Algeria
Vandals and Byzantines
Led by their king, Gaiseric, some 80,000 Vandals, a Germanic
tribe, crossed into Africa from Spain in 429. In the following
year, the invaders advanced without much opposition to Hippo Regius,
which they took after a siege in which Augustine died. After further
advances, the Vandals in 435 made an agreement with Rome to limit
their control to Numidia and Mauretania. But in 439 Gaiseric conquered
and pillaged Carthage and the rest of the province of Africa.

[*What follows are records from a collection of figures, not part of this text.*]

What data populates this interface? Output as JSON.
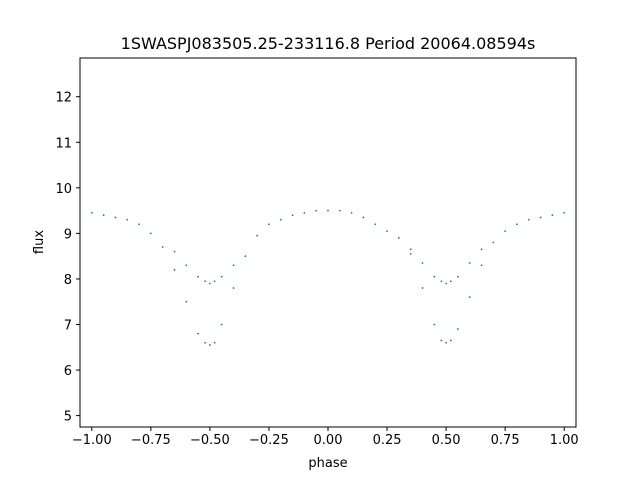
{
  "chart_data": {
    "type": "scatter",
    "title": "1SWASPJ083505.25-233116.8 Period 20064.08594s",
    "xlabel": "phase",
    "ylabel": "flux",
    "xlim": [
      -1.05,
      1.05
    ],
    "ylim": [
      4.75,
      12.85
    ],
    "xticks": [
      -1.0,
      -0.75,
      -0.5,
      -0.25,
      0.0,
      0.25,
      0.5,
      0.75,
      1.0
    ],
    "xtick_labels": [
      "−1.00",
      "−0.75",
      "−0.50",
      "−0.25",
      "0.00",
      "0.25",
      "0.50",
      "0.75",
      "1.00"
    ],
    "yticks": [
      5,
      6,
      7,
      8,
      9,
      10,
      11,
      12
    ],
    "ytick_labels": [
      "5",
      "6",
      "7",
      "8",
      "9",
      "10",
      "11",
      "12"
    ],
    "grid": false,
    "marker_color": "#1f77b4",
    "series": [
      {
        "x": [
          -1.0,
          -0.95,
          -0.9,
          -0.85,
          -0.8,
          -0.75,
          -0.7,
          -0.65,
          -0.6,
          -0.55,
          -0.52,
          -0.5,
          -0.48,
          -0.45,
          -0.4,
          -0.35,
          -0.3,
          -0.25,
          -0.2,
          -0.15,
          -0.1,
          -0.05,
          0.0,
          0.05,
          0.1,
          0.15,
          0.2,
          0.25,
          0.3,
          0.35,
          0.4,
          0.45,
          0.48,
          0.5,
          0.52,
          0.55,
          0.6,
          0.65,
          0.7,
          0.75,
          0.8,
          0.85,
          0.9,
          0.95,
          1.0
        ],
        "y": [
          9.45,
          9.4,
          9.35,
          9.3,
          9.2,
          9.0,
          8.7,
          8.2,
          7.5,
          6.8,
          6.6,
          6.55,
          6.6,
          7.0,
          7.8,
          8.5,
          8.95,
          9.2,
          9.3,
          9.4,
          9.45,
          9.5,
          9.5,
          9.5,
          9.45,
          9.35,
          9.2,
          9.05,
          8.9,
          8.55,
          7.8,
          7.0,
          6.65,
          6.6,
          6.65,
          6.9,
          7.6,
          8.3,
          8.8,
          9.05,
          9.2,
          9.3,
          9.35,
          9.4,
          9.45
        ]
      },
      {
        "x": [
          -0.65,
          -0.6,
          -0.55,
          -0.52,
          -0.5,
          -0.48,
          -0.45,
          -0.4,
          0.35,
          0.4,
          0.45,
          0.48,
          0.5,
          0.52,
          0.55,
          0.6,
          0.65
        ],
        "y": [
          8.6,
          8.3,
          8.05,
          7.95,
          7.9,
          7.95,
          8.05,
          8.3,
          8.65,
          8.35,
          8.05,
          7.95,
          7.9,
          7.95,
          8.05,
          8.35,
          8.65
        ]
      }
    ]
  }
}
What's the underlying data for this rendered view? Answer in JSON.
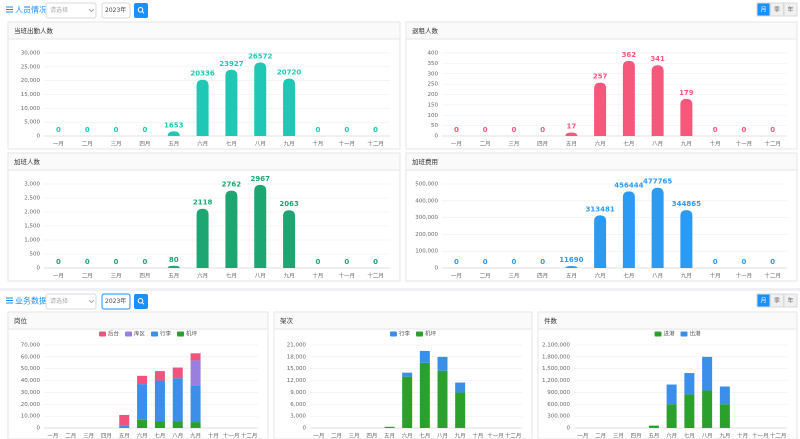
{
  "sections": [
    {
      "title": "人员情况",
      "select_placeholder": "请选择",
      "year": "2023年",
      "toggles": [
        "月",
        "季",
        "年"
      ]
    },
    {
      "title": "业务数据",
      "select_placeholder": "请选择",
      "year": "2023年",
      "toggles": [
        "月",
        "季",
        "年"
      ]
    }
  ],
  "chart_data": [
    {
      "type": "bar",
      "title": "当班出勤人数",
      "color": "#1fc7b4",
      "grid": true,
      "categories": [
        "一月",
        "二月",
        "三月",
        "四月",
        "五月",
        "六月",
        "七月",
        "八月",
        "九月",
        "十月",
        "十一月",
        "十二月"
      ],
      "values": [
        0,
        0,
        0,
        0,
        1653,
        20336,
        23927,
        26572,
        20720,
        0,
        0,
        0
      ],
      "ylim": [
        0,
        30000
      ],
      "yticks": [
        0,
        {
          "value": 5000,
          "label": "5,000"
        },
        {
          "value": 10000,
          "label": "10,000"
        },
        {
          "value": 15000,
          "label": "15,000"
        },
        {
          "value": 20000,
          "label": "20,000"
        },
        {
          "value": 25000,
          "label": "25,000"
        },
        {
          "value": 30000,
          "label": "30,000"
        }
      ]
    },
    {
      "type": "bar",
      "title": "退租人数",
      "color": "#f5587b",
      "grid": true,
      "categories": [
        "一月",
        "二月",
        "三月",
        "四月",
        "五月",
        "六月",
        "七月",
        "八月",
        "九月",
        "十月",
        "十一月",
        "十二月"
      ],
      "values": [
        0,
        0,
        0,
        0,
        17,
        257,
        362,
        341,
        179,
        0,
        0,
        0
      ],
      "ylim": [
        0,
        400
      ],
      "yticks": [
        0,
        50,
        100,
        150,
        200,
        250,
        300,
        350,
        400
      ]
    },
    {
      "type": "bar",
      "title": "加班人数",
      "color": "#1ea672",
      "grid": true,
      "categories": [
        "一月",
        "二月",
        "三月",
        "四月",
        "五月",
        "六月",
        "七月",
        "八月",
        "九月",
        "十月",
        "十一月",
        "十二月"
      ],
      "values": [
        0,
        0,
        0,
        0,
        80,
        2118,
        2762,
        2967,
        2063,
        0,
        0,
        0
      ],
      "ylim": [
        0,
        3000
      ],
      "yticks": [
        0,
        500,
        {
          "value": 1000,
          "label": "1,000"
        },
        {
          "value": 1500,
          "label": "1,500"
        },
        {
          "value": 2000,
          "label": "2,000"
        },
        {
          "value": 2500,
          "label": "2,500"
        },
        {
          "value": 3000,
          "label": "3,000"
        }
      ]
    },
    {
      "type": "bar",
      "title": "加班费用",
      "color": "#2b9af3",
      "grid": true,
      "categories": [
        "一月",
        "二月",
        "三月",
        "四月",
        "五月",
        "六月",
        "七月",
        "八月",
        "九月",
        "十月",
        "十一月",
        "十二月"
      ],
      "values": [
        0,
        0,
        0,
        0,
        11690,
        313481,
        456444,
        477765,
        344865,
        0,
        0,
        0
      ],
      "ylim": [
        0,
        500000
      ],
      "yticks": [
        0,
        {
          "value": 100000,
          "label": "100,000"
        },
        {
          "value": 200000,
          "label": "200,000"
        },
        {
          "value": 300000,
          "label": "300,000"
        },
        {
          "value": 400000,
          "label": "400,000"
        },
        {
          "value": 500000,
          "label": "500,000"
        }
      ]
    },
    {
      "type": "stacked_bar",
      "title": "岗位",
      "grid": true,
      "categories": [
        "一月",
        "二月",
        "三月",
        "四月",
        "五月",
        "六月",
        "七月",
        "八月",
        "九月",
        "十月",
        "十一月",
        "十二月"
      ],
      "series": [
        {
          "name": "机坪",
          "color": "#2ca02c",
          "values": [
            0,
            0,
            0,
            0,
            0,
            7000,
            5500,
            5500,
            5000,
            0,
            0,
            0
          ]
        },
        {
          "name": "行李",
          "color": "#3b8fe8",
          "values": [
            0,
            0,
            0,
            0,
            2000,
            30000,
            34500,
            36500,
            31000,
            0,
            0,
            0
          ]
        },
        {
          "name": "库区",
          "color": "#9b7fe0",
          "values": [
            0,
            0,
            0,
            0,
            0,
            0,
            0,
            0,
            21000,
            0,
            0,
            0
          ]
        },
        {
          "name": "后台",
          "color": "#f0537e",
          "values": [
            0,
            0,
            0,
            0,
            9000,
            7000,
            8000,
            9000,
            6000,
            0,
            0,
            0
          ]
        }
      ],
      "legend_order": [
        "后台",
        "库区",
        "行李",
        "机坪"
      ],
      "ylim": [
        0,
        70000
      ],
      "yticks": [
        0,
        {
          "value": 10000,
          "label": "10,000"
        },
        {
          "value": 20000,
          "label": "20,000"
        },
        {
          "value": 30000,
          "label": "30,000"
        },
        {
          "value": 40000,
          "label": "40,000"
        },
        {
          "value": 50000,
          "label": "50,000"
        },
        {
          "value": 60000,
          "label": "60,000"
        },
        {
          "value": 70000,
          "label": "70,000"
        }
      ]
    },
    {
      "type": "stacked_bar",
      "title": "架次",
      "grid": true,
      "categories": [
        "一月",
        "二月",
        "三月",
        "四月",
        "五月",
        "六月",
        "七月",
        "八月",
        "九月",
        "十月",
        "十一月",
        "十二月"
      ],
      "series": [
        {
          "name": "机坪",
          "color": "#2ca02c",
          "values": [
            0,
            0,
            0,
            0,
            300,
            13000,
            16500,
            14500,
            9000,
            0,
            0,
            0
          ]
        },
        {
          "name": "行李",
          "color": "#3b8fe8",
          "values": [
            0,
            0,
            0,
            0,
            0,
            1000,
            3000,
            3500,
            2500,
            0,
            0,
            0
          ]
        }
      ],
      "legend_order": [
        "行李",
        "机坪"
      ],
      "ylim": [
        0,
        21000
      ],
      "yticks": [
        0,
        {
          "value": 3000,
          "label": "3,000"
        },
        {
          "value": 6000,
          "label": "6,000"
        },
        {
          "value": 9000,
          "label": "9,000"
        },
        {
          "value": 12000,
          "label": "12,000"
        },
        {
          "value": 15000,
          "label": "15,000"
        },
        {
          "value": 18000,
          "label": "18,000"
        },
        {
          "value": 21000,
          "label": "21,000"
        }
      ]
    },
    {
      "type": "stacked_bar",
      "title": "件数",
      "grid": true,
      "categories": [
        "一月",
        "二月",
        "三月",
        "四月",
        "五月",
        "六月",
        "七月",
        "八月",
        "九月",
        "十月",
        "十一月",
        "十二月"
      ],
      "series": [
        {
          "name": "进港",
          "color": "#2ca02c",
          "values": [
            0,
            0,
            0,
            0,
            60000,
            600000,
            850000,
            950000,
            600000,
            0,
            0,
            0
          ]
        },
        {
          "name": "出港",
          "color": "#3b8fe8",
          "values": [
            0,
            0,
            0,
            0,
            0,
            500000,
            540000,
            850000,
            450000,
            0,
            0,
            0
          ]
        }
      ],
      "legend_order": [
        "进港",
        "出港"
      ],
      "ylim": [
        0,
        2100000
      ],
      "yticks": [
        0,
        {
          "value": 300000,
          "label": "300,000"
        },
        {
          "value": 600000,
          "label": "600,000"
        },
        {
          "value": 900000,
          "label": "900,000"
        },
        {
          "value": 1200000,
          "label": "1,200,000"
        },
        {
          "value": 1500000,
          "label": "1,500,000"
        },
        {
          "value": 1800000,
          "label": "1,800,000"
        },
        {
          "value": 2100000,
          "label": "2,100,000"
        }
      ]
    }
  ]
}
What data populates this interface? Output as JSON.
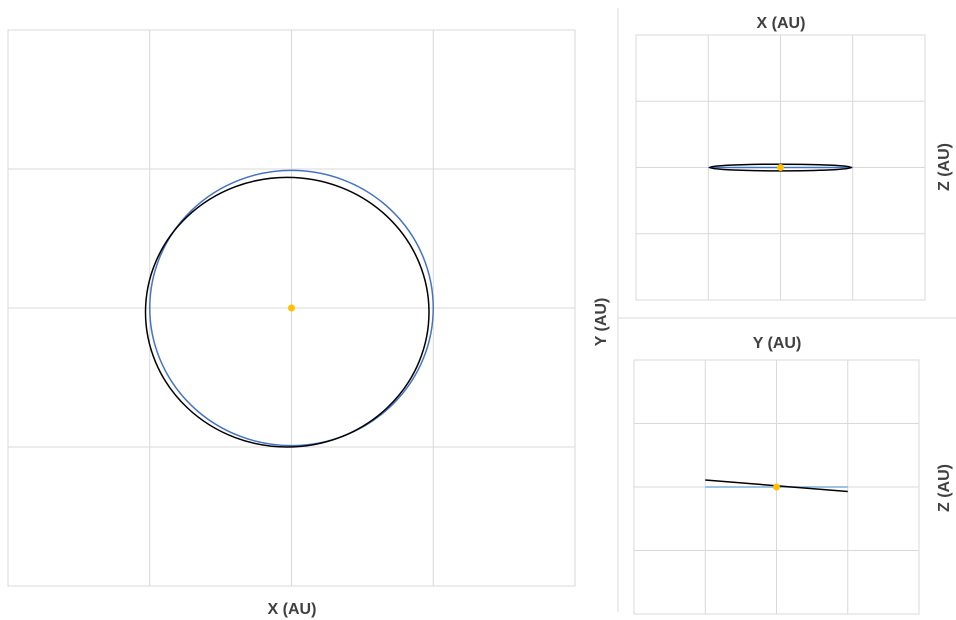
{
  "chart_data": [
    {
      "type": "line",
      "view": "top",
      "xlabel": "X (AU)",
      "ylabel": "Y (AU)",
      "xlim": [
        -2,
        2
      ],
      "ylim": [
        -2,
        2
      ],
      "grid": true,
      "series": [
        {
          "role": "orbit-reference",
          "color": "#4472c4",
          "shape": "ellipse",
          "center": [
            0.0,
            0.0
          ],
          "radii": [
            1.0,
            0.99
          ]
        },
        {
          "role": "orbit-object",
          "color": "#000000",
          "shape": "ellipse",
          "center": [
            -0.03,
            -0.03
          ],
          "radii": [
            1.0,
            0.97
          ]
        }
      ],
      "points": [
        {
          "role": "sun",
          "x": 0.0,
          "y": 0.0,
          "color": "#ffc000"
        }
      ]
    },
    {
      "type": "line",
      "view": "side-xz",
      "xlabel": "X (AU)",
      "ylabel": "Z (AU)",
      "xlim": [
        -2,
        2
      ],
      "ylim": [
        -2,
        2
      ],
      "grid": true,
      "series": [
        {
          "role": "orbit-reference",
          "color": "#4472c4",
          "shape": "segment",
          "points": [
            [
              -1.0,
              0.0
            ],
            [
              1.0,
              0.0
            ]
          ]
        },
        {
          "role": "orbit-object",
          "color": "#000000",
          "shape": "ellipse",
          "center": [
            0.0,
            0.0
          ],
          "radii": [
            0.98,
            0.05
          ]
        }
      ],
      "points": [
        {
          "role": "sun",
          "x": 0.0,
          "y": 0.0,
          "color": "#ffc000"
        }
      ]
    },
    {
      "type": "line",
      "view": "side-yz",
      "xlabel": "Y (AU)",
      "ylabel": "Z (AU)",
      "xlim": [
        -2,
        2
      ],
      "ylim": [
        -2,
        2
      ],
      "grid": true,
      "series": [
        {
          "role": "orbit-reference",
          "color": "#7fb2d6",
          "shape": "segment",
          "points": [
            [
              -1.0,
              0.0
            ],
            [
              1.0,
              0.0
            ]
          ]
        },
        {
          "role": "orbit-object",
          "color": "#000000",
          "shape": "segment",
          "points": [
            [
              -1.0,
              0.11
            ],
            [
              1.0,
              -0.07
            ]
          ]
        }
      ],
      "points": [
        {
          "role": "sun",
          "x": 0.0,
          "y": 0.0,
          "color": "#ffc000"
        }
      ]
    }
  ]
}
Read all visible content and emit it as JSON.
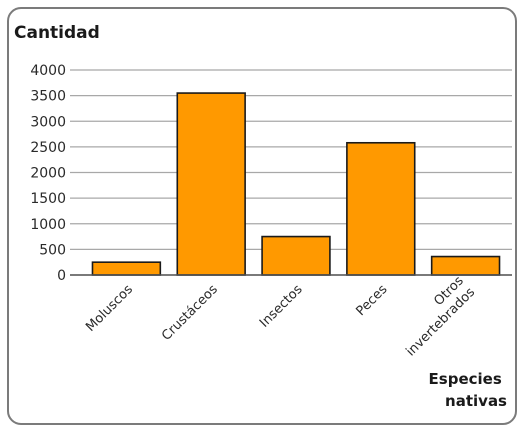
{
  "chart_data": {
    "type": "bar",
    "ylabel": "Cantidad",
    "xlabel": [
      "Especies",
      "nativas"
    ],
    "categories": [
      [
        "Moluscos"
      ],
      [
        "Crustáceos"
      ],
      [
        "Insectos"
      ],
      [
        "Peces"
      ],
      [
        "Otros",
        "invertebrados"
      ]
    ],
    "values": [
      250,
      3550,
      750,
      2580,
      360
    ],
    "ylim": [
      0,
      4000
    ],
    "yticks": [
      0,
      500,
      1000,
      1500,
      2000,
      2500,
      3000,
      3500,
      4000
    ],
    "grid": true,
    "bar_color": "#ff9900",
    "bar_edge_color": "#1a1a1a",
    "grid_color": "#a8a8a8"
  }
}
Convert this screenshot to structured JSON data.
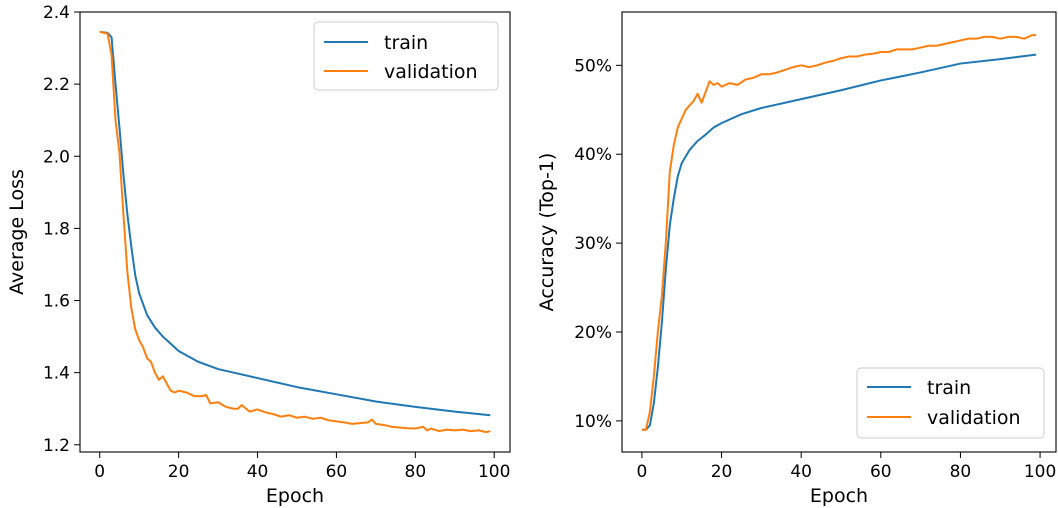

The resulting decline in trade weakened Roman control. Independent
kingdoms emerged in mountainous and desert areas, towns were overrun,
and Berbers, who had previously been pushed to the edges of the
Roman Empire, returned.
Belisarius, general of the Byzantine emperor Justinian based
in Constantinople, landed in North Africa in 533 with 16,000 men
and within a year destroyed the Vandal kingdom. Local opposition
delayed full Byzantine control of the region for twelve years,
however, and imperial control, when it came, was but a shadow
of the control exercised by Rome. Although an impressive series
of fortifications were built, Byzantine rule was compromised by
official corruption, incompetence, military weakness, and lack
of concern in Constantinople for African affairs. As a result,
many rural areas reverted to Berber rule.